Referenda: Arizona criminalizes gambling and brothels and establishes the death penalty. Prohibition passes in Colorado, Florida, Wyoming, Nevada, Ohio, and Washington but fails in California, Minnesota, and Missouri. Nebraska restricts the franchise to full US citizens, as does South Dakota, in an amendment that also restricts it to people who have lived in the state for at least a year, but gives it to women. Oklahoma and Michigan also give women the vote, but Louisiana doesn’t, thanks to an overwhelming no vote in New Orleans. That makes 15 women’s suffrage states, with the right to vote for president in 6 more.

Two women are elected to the NY State Assembly, Ida Sammis (who, the story goes, used her official spittoon as a flower vase) and Mary Lilly. Women voted in New York for the first time. Mary Garrett Hay, president of the New York Equal Suffrage League, says after casting her first ever ballot, “It seemed as natural as breathing, and I felt as though I had always voted.”

Alfred E. Smith (D) defeats incumbent NY Gov. Charles Whitman.

The Allies agree to make peace based on Wilson’s 14 Points. So if you were wondering when they’d finally announce their peace aims, the answer is less than a week before the war ends.

French PM Georges Clemenceau warns that the war might not end as soon as people think.

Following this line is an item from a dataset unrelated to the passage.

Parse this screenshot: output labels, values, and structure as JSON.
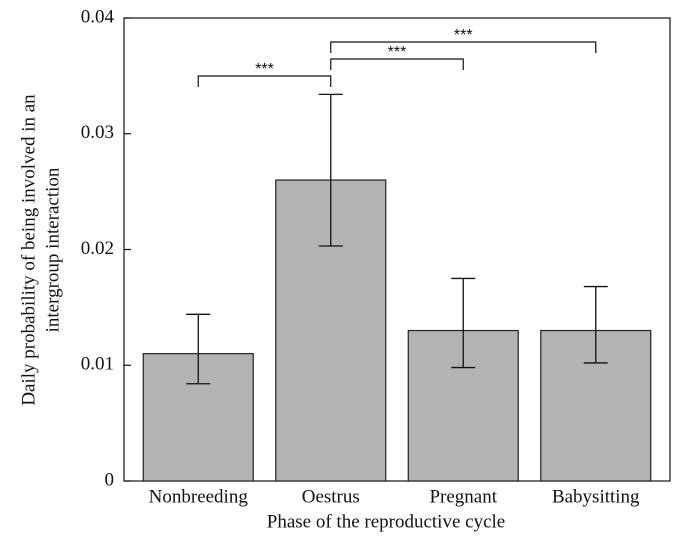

He says France could not have won without allies, singling out “Our ancestral enemies, the English, have become our indestructible friends.” Until Brexit anyway. Oh, and that time de Gaulle vetoed Britain joining the EEC.

Austrian Emperor Charles, the NYT says, refused to sign the armistice and turned over supreme command of the army to Field Marshal Arthur Arz von Straußenburg so he wouldn’t have to. In fact, Straußenburg wouldn’t do it either and refused the promotion, leaving the task to another field marshal. The State Council at Vienna issues an appeal to ethnic German soldiers to please stop just walking away from their posts.

Hungary will ask the Allies for a separate peace.

Russia would also like an armistice, but the Allies don’t recognize its Bolshevik government, so they’re ignoring its overtures.

The Poles take over Cracow. Polish troops are now fighting Ukrainians and Ruthenians.

Kaiser Wilhelm turns over 60 of his palaces – no, I don’t know how many palaces he has – to be hospitals and recreation homes for invalids.

German sailors mutiny at Kiel. They’ve been refusing orders (the Navy had an insane plan for a final battle at sea with the British) for a week or more, preventing ships from sailing. The mutiny expanded to soldiers in the area (soldiers sent to suppress the mutiny either joined it or were disarmed) and mutineers now control the town of Kiel. They’ve formed soldiers’ councils and are issuing demands (abolishing the salute, equal food between officers and men, abolition of the officers’ casinos, which was evidently a thing, recognition of the council, etc.). The German Revolution has begun.